O orçamento para ajuda internacional do Reino Unido em 2016, último número fechado, foi equivalente a US$ 18 bilhões. A maior parte dessa verba é canalizada por meio de organizações não governamentais.
Um levantamento divulgado pelo jornal “Independent” acusa a Oxfam de ser ainda uma espécie de campeã de denúncias de assédio sexual, com 87 incidentes no ano passado, em uma lista que inclui outra ONG britânica de destaque, a Save the Children (31 casos).
FALTA DE TRANSPARÊNCIA
No ano passado, a agência de notícias Reuters pediu que dez grandes agências de assistência humanitária fornecessem dados sobre registros de casos de abuso sexual, detalhando quantos funcionários haviam sido demitidos em consequência. No entanto, apenas seis delas se dispuseram a fornecer as informações sobre o tema.

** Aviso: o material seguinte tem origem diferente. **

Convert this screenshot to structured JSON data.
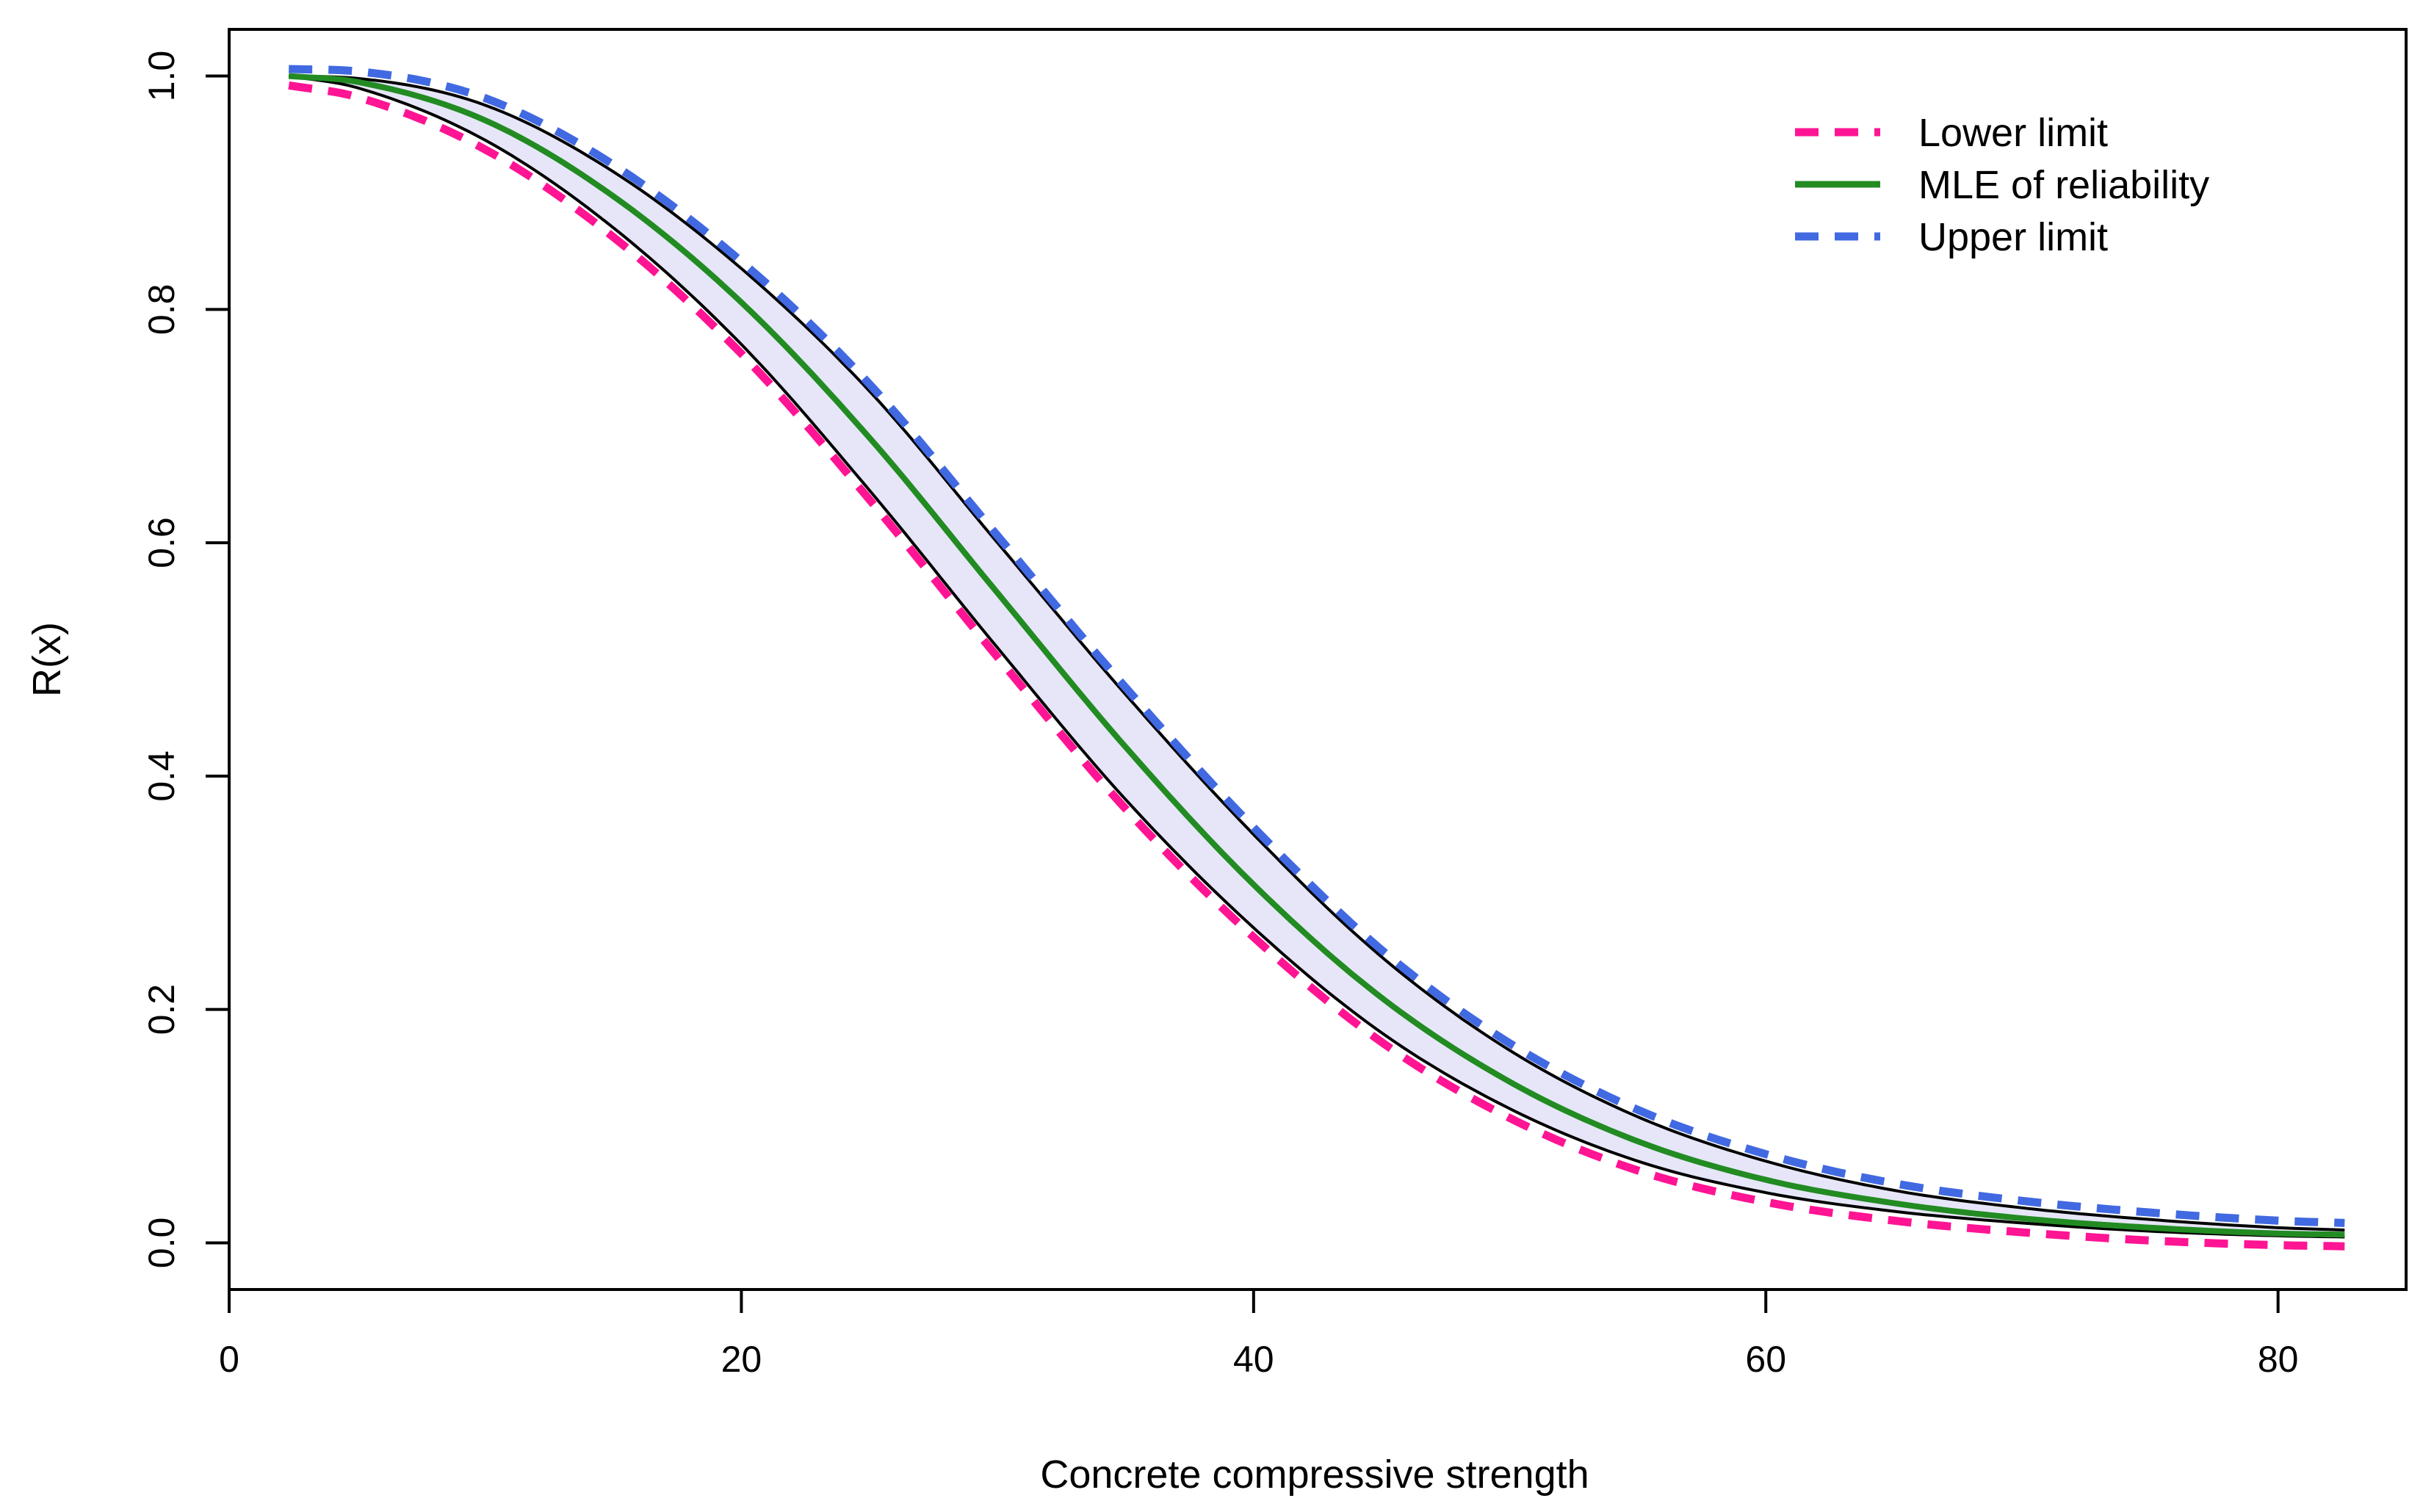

À época, apenas a Save The Children e a Oxfam forneceram os números imediatamente, relatando 16 e 22 demissões no ano passado, respectivamente. A MSF e o Conselho Norueguês de Refugiados (CNR) responderam à solicitação vários dias depois.
E apenas recentemente outros dois grupos responderam, após o surgimento do escândalo da Oxfam. A Visão Mundial disse que houve 10 casos registrados em 2016 de exploração ou abuso infantil envolvendo as suas atividades. E a agência Christian Partners Development Agency (CPDA) relatou quatro casos de assedio sexual em seus locais de trabalho dentre os seus 50 mil voluntários e funcionários.
Por sua vez, o Comitê Internacional da Cruz Vermelha, a Plan International, a CARE International e o Comitê de Resgate Internacional não forneceram as informações solicitadas.